Les Sans Pattes, le groupe

Caprice ? Envie soudaine ? Mauvaise pioche. Ceux qui suivent de près Robert Combas savent son lien indéfectible et tenace avec la musique. Effectuer une plongée dans son éléphantesque discothèque s’apparente même à une sorte de vertige. Qui n’a pas été scotché par son impressionnant cabinet de travail, installé à l’identique l’été dernier au Palais de Tokyo durant l’exposition de Michel Houellebecq Rester vivant ? C’est un collectionneur insolent de vinyles, un fervent connaisseur de la culture anglo-américaine. Le peintre fondateur (avec Di Rosa, Blanchard, Boisrond) du mouvement Figuration Libre au début des années 80 a toujours connecté son art au rock. L’un est toujours imbriqué à l’autre, propice à son inspiration. Juste avant son avènement, il avait même créé un groupe Les Démodés. Durée de vie éphémère, moins d’un an. Ce chemin sonore, il l’a emprunté jusqu’ici différemment, intimement à ses tableaux. Se souvenir notamment d’une de ses expositions majeures il y a quelques années au Musée d’art contemporain de Lyon. Elle avait été judicieusement baptisée Greatest Hits. Dans une des salles, la possibilité d’entendre Egyptian Reggae des Modern Lovers, groupe pré-punk de la scène américaine. Puis de découvrir, juste à côté, une toile s’intitulant Les garçons à la plage, clin d’œil aux Beach Boys qu’il vénère.

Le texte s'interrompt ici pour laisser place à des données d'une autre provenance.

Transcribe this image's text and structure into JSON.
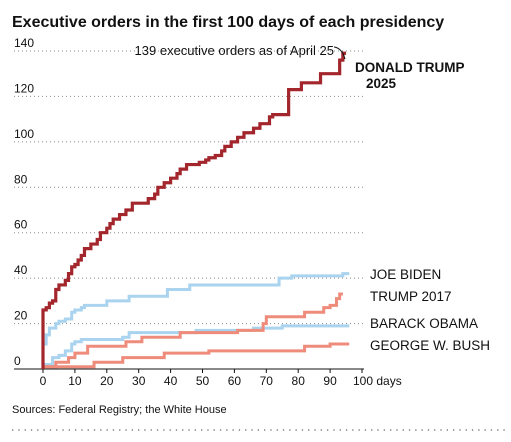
{
  "chart_data": {
    "type": "line",
    "title": "Executive orders in the first 100 days of each presidency",
    "xlim": [
      0,
      100
    ],
    "ylim": [
      0,
      140
    ],
    "x_ticks": [
      "0",
      "10",
      "20",
      "30",
      "40",
      "50",
      "60",
      "70",
      "80",
      "90",
      "100 days"
    ],
    "y_ticks": [
      "0",
      "20",
      "40",
      "60",
      "80",
      "100",
      "120",
      "140"
    ],
    "grid": "horizontal dotted",
    "annotation": "139 executive orders as of April 25",
    "source": "Sources: Federal Registry; the White House",
    "series": [
      {
        "name": "DONALD TRUMP 2025",
        "label_lines": [
          "DONALD TRUMP",
          "2025"
        ],
        "color": "#a3262c",
        "points": [
          [
            0,
            0
          ],
          [
            0,
            26
          ],
          [
            1,
            26
          ],
          [
            1,
            27
          ],
          [
            2,
            27
          ],
          [
            2,
            29
          ],
          [
            3,
            29
          ],
          [
            3,
            30
          ],
          [
            4,
            30
          ],
          [
            4,
            35
          ],
          [
            5,
            35
          ],
          [
            5,
            37
          ],
          [
            7,
            37
          ],
          [
            7,
            39
          ],
          [
            8,
            39
          ],
          [
            8,
            42
          ],
          [
            9,
            42
          ],
          [
            9,
            45
          ],
          [
            10,
            45
          ],
          [
            10,
            46
          ],
          [
            11,
            46
          ],
          [
            11,
            48
          ],
          [
            12,
            48
          ],
          [
            12,
            50
          ],
          [
            13,
            50
          ],
          [
            13,
            53
          ],
          [
            15,
            53
          ],
          [
            15,
            55
          ],
          [
            17,
            55
          ],
          [
            17,
            57
          ],
          [
            18,
            57
          ],
          [
            18,
            60
          ],
          [
            20,
            60
          ],
          [
            20,
            62
          ],
          [
            21,
            62
          ],
          [
            21,
            64
          ],
          [
            22,
            64
          ],
          [
            22,
            66
          ],
          [
            24,
            66
          ],
          [
            24,
            68
          ],
          [
            26,
            68
          ],
          [
            26,
            70
          ],
          [
            28,
            70
          ],
          [
            28,
            73
          ],
          [
            33,
            73
          ],
          [
            33,
            75
          ],
          [
            35,
            75
          ],
          [
            35,
            77
          ],
          [
            36,
            77
          ],
          [
            36,
            80
          ],
          [
            38,
            80
          ],
          [
            38,
            82
          ],
          [
            40,
            82
          ],
          [
            40,
            84
          ],
          [
            42,
            84
          ],
          [
            42,
            86
          ],
          [
            43,
            86
          ],
          [
            43,
            88
          ],
          [
            45,
            88
          ],
          [
            45,
            90
          ],
          [
            49,
            90
          ],
          [
            49,
            91
          ],
          [
            51,
            91
          ],
          [
            51,
            92
          ],
          [
            52,
            92
          ],
          [
            52,
            93
          ],
          [
            54,
            93
          ],
          [
            54,
            94
          ],
          [
            56,
            94
          ],
          [
            56,
            96
          ],
          [
            57,
            96
          ],
          [
            57,
            98
          ],
          [
            59,
            98
          ],
          [
            59,
            100
          ],
          [
            61,
            100
          ],
          [
            61,
            102
          ],
          [
            63,
            102
          ],
          [
            63,
            104
          ],
          [
            66,
            104
          ],
          [
            66,
            106
          ],
          [
            68,
            106
          ],
          [
            68,
            108
          ],
          [
            71,
            108
          ],
          [
            71,
            111
          ],
          [
            72,
            111
          ],
          [
            72,
            112
          ],
          [
            77,
            112
          ],
          [
            77,
            123
          ],
          [
            81,
            123
          ],
          [
            81,
            126
          ],
          [
            87,
            126
          ],
          [
            87,
            130
          ],
          [
            93,
            130
          ],
          [
            93,
            136
          ],
          [
            94,
            136
          ],
          [
            94,
            139
          ],
          [
            95,
            139
          ]
        ]
      },
      {
        "name": "JOE BIDEN",
        "color": "#a9d3ee",
        "points": [
          [
            0,
            0
          ],
          [
            0,
            11
          ],
          [
            1,
            11
          ],
          [
            1,
            15
          ],
          [
            2,
            15
          ],
          [
            2,
            18
          ],
          [
            4,
            18
          ],
          [
            4,
            20
          ],
          [
            5,
            20
          ],
          [
            5,
            21
          ],
          [
            7,
            21
          ],
          [
            7,
            22
          ],
          [
            9,
            22
          ],
          [
            9,
            25
          ],
          [
            10,
            25
          ],
          [
            10,
            26
          ],
          [
            12,
            26
          ],
          [
            12,
            27
          ],
          [
            13,
            27
          ],
          [
            13,
            28
          ],
          [
            20,
            28
          ],
          [
            20,
            30
          ],
          [
            27,
            30
          ],
          [
            27,
            32
          ],
          [
            39,
            32
          ],
          [
            39,
            35
          ],
          [
            46,
            35
          ],
          [
            46,
            37
          ],
          [
            74,
            37
          ],
          [
            74,
            40
          ],
          [
            78,
            40
          ],
          [
            78,
            41
          ],
          [
            94,
            41
          ],
          [
            94,
            42
          ],
          [
            96,
            42
          ]
        ]
      },
      {
        "name": "TRUMP 2017",
        "color": "#ee8b7a",
        "points": [
          [
            0,
            0
          ],
          [
            0,
            1
          ],
          [
            4,
            1
          ],
          [
            4,
            3
          ],
          [
            8,
            3
          ],
          [
            8,
            5
          ],
          [
            10,
            5
          ],
          [
            10,
            7
          ],
          [
            14,
            7
          ],
          [
            14,
            10
          ],
          [
            26,
            10
          ],
          [
            26,
            12
          ],
          [
            31,
            12
          ],
          [
            31,
            14
          ],
          [
            43,
            14
          ],
          [
            43,
            16
          ],
          [
            61,
            16
          ],
          [
            61,
            17
          ],
          [
            69,
            17
          ],
          [
            69,
            20
          ],
          [
            70,
            20
          ],
          [
            70,
            23
          ],
          [
            82,
            23
          ],
          [
            82,
            25
          ],
          [
            88,
            25
          ],
          [
            88,
            27
          ],
          [
            90,
            27
          ],
          [
            90,
            28
          ],
          [
            92,
            28
          ],
          [
            92,
            31
          ],
          [
            93,
            31
          ],
          [
            93,
            33
          ],
          [
            94,
            33
          ]
        ]
      },
      {
        "name": "BARACK OBAMA",
        "color": "#a9d3ee",
        "points": [
          [
            0,
            0
          ],
          [
            0,
            2
          ],
          [
            3,
            2
          ],
          [
            3,
            5
          ],
          [
            5,
            5
          ],
          [
            5,
            6
          ],
          [
            7,
            6
          ],
          [
            7,
            8
          ],
          [
            9,
            8
          ],
          [
            9,
            11
          ],
          [
            10,
            11
          ],
          [
            10,
            12
          ],
          [
            12,
            12
          ],
          [
            12,
            13
          ],
          [
            25,
            13
          ],
          [
            25,
            14
          ],
          [
            27,
            14
          ],
          [
            27,
            16
          ],
          [
            48,
            16
          ],
          [
            48,
            17
          ],
          [
            66,
            17
          ],
          [
            66,
            18
          ],
          [
            75,
            18
          ],
          [
            75,
            19
          ],
          [
            96,
            19
          ]
        ]
      },
      {
        "name": "GEORGE W. BUSH",
        "color": "#ee8b7a",
        "points": [
          [
            0,
            0
          ],
          [
            0,
            1
          ],
          [
            16,
            1
          ],
          [
            16,
            3
          ],
          [
            25,
            3
          ],
          [
            25,
            5
          ],
          [
            38,
            5
          ],
          [
            38,
            7
          ],
          [
            52,
            7
          ],
          [
            52,
            8
          ],
          [
            82,
            8
          ],
          [
            82,
            10
          ],
          [
            90,
            10
          ],
          [
            90,
            11
          ],
          [
            96,
            11
          ]
        ]
      }
    ]
  }
}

La passion chevillée à son corps volcan, Robert Combas ressent comme un besoin viscéral de décharger ce trop plein créatif. Cette fois-ci, il ne reculera plus. Au cours de l’expo Sans filet, il fait la connaissance du plasticien-vidéaste Lucas Mancione. Un Sétois, tout comme lui. Rencontre essentielle, majeure, précieuse. Naissance des Sans Pattes à l’orée de cette nouvelle décennie. Mêmes velléités exploratrices, mêmes aspérités artistiques, mêmes langages communs. Ces deux-là ne se cherchent pas, ils se trouvent. Binôme aventureux, audacieux, complice, complémentaire. Combas à l’écriture des textes et à la composition, Mancione aux arrangements et à l’enregistrement. Sur scène, ils se livrent à des performances – et non pas des concerts – dans lesquels des vidéos filmées en plans fixes ont des allures de tableaux vivants. Parallèlement et de manière presque jusqu’au-boutiste, Les Sans Pattes continuent d’accumuler de la matière. Démarche gloutonne et dévorante. Beaucoup de titres en stock. Un EP voit le jour en juin dernier. Déjà des échappées libres, imprévisibles, des angles d’attaque ouverts à tous les vents. Première déclaration d’indépendance avant de s’attaquer au sacro-saint album. Parce que si le projet est avant tout scénique, l’écoute du disque n’a rien d’anecdotique.

Notre Renaissance est une fulgurante décharge, un geyser d’émotions glacées et brûlantes, une recherche assumée d’une expérience extrême et unique. Ce qui frappe c’est la tension, autant féconde que constante, qui habite tous les morceaux. Groupe au fort caractère donc. Parfois electro. Souvent un peu punk. Toujours particulièrement rock. Des morceaux physiques et bruts. Compacts et entêtants. Les Sans Pattes accueillent à bras ouverts psychédélisme et répétitions. Capables de passer d’une déflagration salement déstructurée (C’est bon c’est bon) à des boucles chamaniques (I am the king bee), d’un groove hypnotique (Nuage de plomb) à une langueur voyageuse (Un simple paysage), ils sabotent les repères. Inventent un univers sans préoccupation des normes et des attentes. Et alignent une série d’humeurs impétueuses. Aucune attirance ici pour le confort ou les schémas pré-définis. Les titres foncent tête baissée ou s’étirent sur la durée. Il y a aussi des guitares au garde-vous qui embrassent une sensualité vénéneuse (Un amour à la Serge Gainsbourg), des cliquetis obsédants (Nos renaissances), une percée orientale incantatoire (You light me on), de l’électro en cavale et puissamment dansante (Europe).

Chez ce duo, un refus aussi pour la sagesse pépère des mots universels, pour le conformisme redondant.   Écriture impressionniste, baroque, burlesque, spontanée. En ressenti. Elle dit des choses troublantes comme « Moi j’ai le cœur en feu/ Je trouve ça moelleux ». La voix de Combas, qui se rapproche d’un spoken-word à la Daniel Darc, se développe dans tous les positionnements inimaginables: en retrait, imprécatrice, psalmodiée, éructante, apaisée, tumultueuse. Là encore, un saisissant brouillage de pistes. Les Sans Pattes interpellent, provoquent, troublent. Rarement un tel chaos n’aura été aussi jouissif.